VATICAN CITY – Pope Benedict XVI praised modern discoveries in the field of genetics, but warned of new and subtle efforts to discriminate against people with genetic defects or illnesses.

“Any discrimination carried out by any power against persons, populations or ethnic groups on the basis of real or presumed genetic factors is an attack against all humanity,” the pope said.

He made the remarks in a speech Feb. 21 to participants of an international conference sponsored by the Pontifical Academy for Life on the topic “The New Frontiers of Genetics and the Risk of Eugenics.”

The pope said genetic research had taken giant steps in recent years, opening new horizons for the diagnosis and treatment of diseases and giving new hope to many people. But he said the advances were sometimes accompanied by a tendency to reduce human beings to their genetic makeup.

“Man will always be greater than all that which makes up his body; in fact, he possesses the power of thought, which is always directed toward the truth about himself and about the world,” he said.

“Every human being, therefore, is much more than the singular combination of genetic information that is transmitted to him by parents,” he said.

The pope said the risk of eugenics, which aims to improve the human species by selective breeding, is no longer found in the racist ideologies of state regimes, but rather in a new mentality that tends to value human life for its capacity for work, efficiency and physical beauty.

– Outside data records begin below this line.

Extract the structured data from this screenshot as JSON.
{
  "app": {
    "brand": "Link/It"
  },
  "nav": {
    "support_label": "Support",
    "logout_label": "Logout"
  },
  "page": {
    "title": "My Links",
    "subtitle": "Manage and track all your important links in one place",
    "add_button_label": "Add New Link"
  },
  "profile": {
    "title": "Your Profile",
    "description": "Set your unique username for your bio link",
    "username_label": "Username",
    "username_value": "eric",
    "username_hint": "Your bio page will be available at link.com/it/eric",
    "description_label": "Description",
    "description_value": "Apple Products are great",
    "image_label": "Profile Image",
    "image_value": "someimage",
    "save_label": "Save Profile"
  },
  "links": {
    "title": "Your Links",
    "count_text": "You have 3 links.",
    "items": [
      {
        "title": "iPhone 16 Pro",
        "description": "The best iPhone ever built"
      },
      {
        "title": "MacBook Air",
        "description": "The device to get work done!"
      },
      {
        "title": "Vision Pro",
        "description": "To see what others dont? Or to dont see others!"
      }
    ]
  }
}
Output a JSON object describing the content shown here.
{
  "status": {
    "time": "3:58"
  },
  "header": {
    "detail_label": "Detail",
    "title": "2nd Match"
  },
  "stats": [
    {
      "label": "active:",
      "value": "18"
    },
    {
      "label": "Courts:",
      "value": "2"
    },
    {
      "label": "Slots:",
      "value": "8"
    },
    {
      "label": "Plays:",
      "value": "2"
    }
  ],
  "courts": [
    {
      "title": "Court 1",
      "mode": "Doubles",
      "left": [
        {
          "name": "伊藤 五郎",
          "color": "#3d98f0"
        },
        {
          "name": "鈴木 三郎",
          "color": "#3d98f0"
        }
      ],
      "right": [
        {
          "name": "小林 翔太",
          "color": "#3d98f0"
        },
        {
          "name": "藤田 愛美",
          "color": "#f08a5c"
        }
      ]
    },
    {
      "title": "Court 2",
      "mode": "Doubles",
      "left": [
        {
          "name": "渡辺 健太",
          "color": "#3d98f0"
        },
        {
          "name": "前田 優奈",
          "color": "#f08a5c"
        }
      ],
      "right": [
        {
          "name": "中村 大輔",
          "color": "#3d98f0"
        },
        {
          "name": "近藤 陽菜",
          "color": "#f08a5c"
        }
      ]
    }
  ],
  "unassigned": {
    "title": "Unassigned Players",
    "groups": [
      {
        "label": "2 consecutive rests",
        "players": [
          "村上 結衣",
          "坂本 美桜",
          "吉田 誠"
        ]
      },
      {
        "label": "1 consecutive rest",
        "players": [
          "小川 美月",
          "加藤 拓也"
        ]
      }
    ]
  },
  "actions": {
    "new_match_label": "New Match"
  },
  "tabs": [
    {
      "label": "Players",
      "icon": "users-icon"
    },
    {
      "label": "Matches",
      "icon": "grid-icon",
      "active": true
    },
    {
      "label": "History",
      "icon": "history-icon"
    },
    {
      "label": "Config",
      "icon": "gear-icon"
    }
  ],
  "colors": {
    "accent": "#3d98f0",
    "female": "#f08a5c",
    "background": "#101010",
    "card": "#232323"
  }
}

When a genetic defect or illness appears, from the moment of conception onward, the person’s life is often judged as “not worthy of being lived,” he said.

The pope said it should be forcefully affirmed that every person has equal dignity by virtue of being alive, and that his “biological, psychic and cultural development or state of health can never become a discriminatory element.”

He said society should focus on building a “culture of acceptance and love” marked by solidarity with those who suffer and the removal of barriers that are often erected against the disabled or the sick. In no case should human life be selected or suppressed on the basis of an abstract ideal of physical health or perfection, he said.

The pope said it was especially important that these principles be applied to life at its earliest stages.

“If man is reduced to an object of experimental manipulation from the first stages of his development, it means that medical biotechnology is surrendering to the will of the strongest,” he said. Trust in science must not make people forget the primacy of ethics when human life is involved, he said.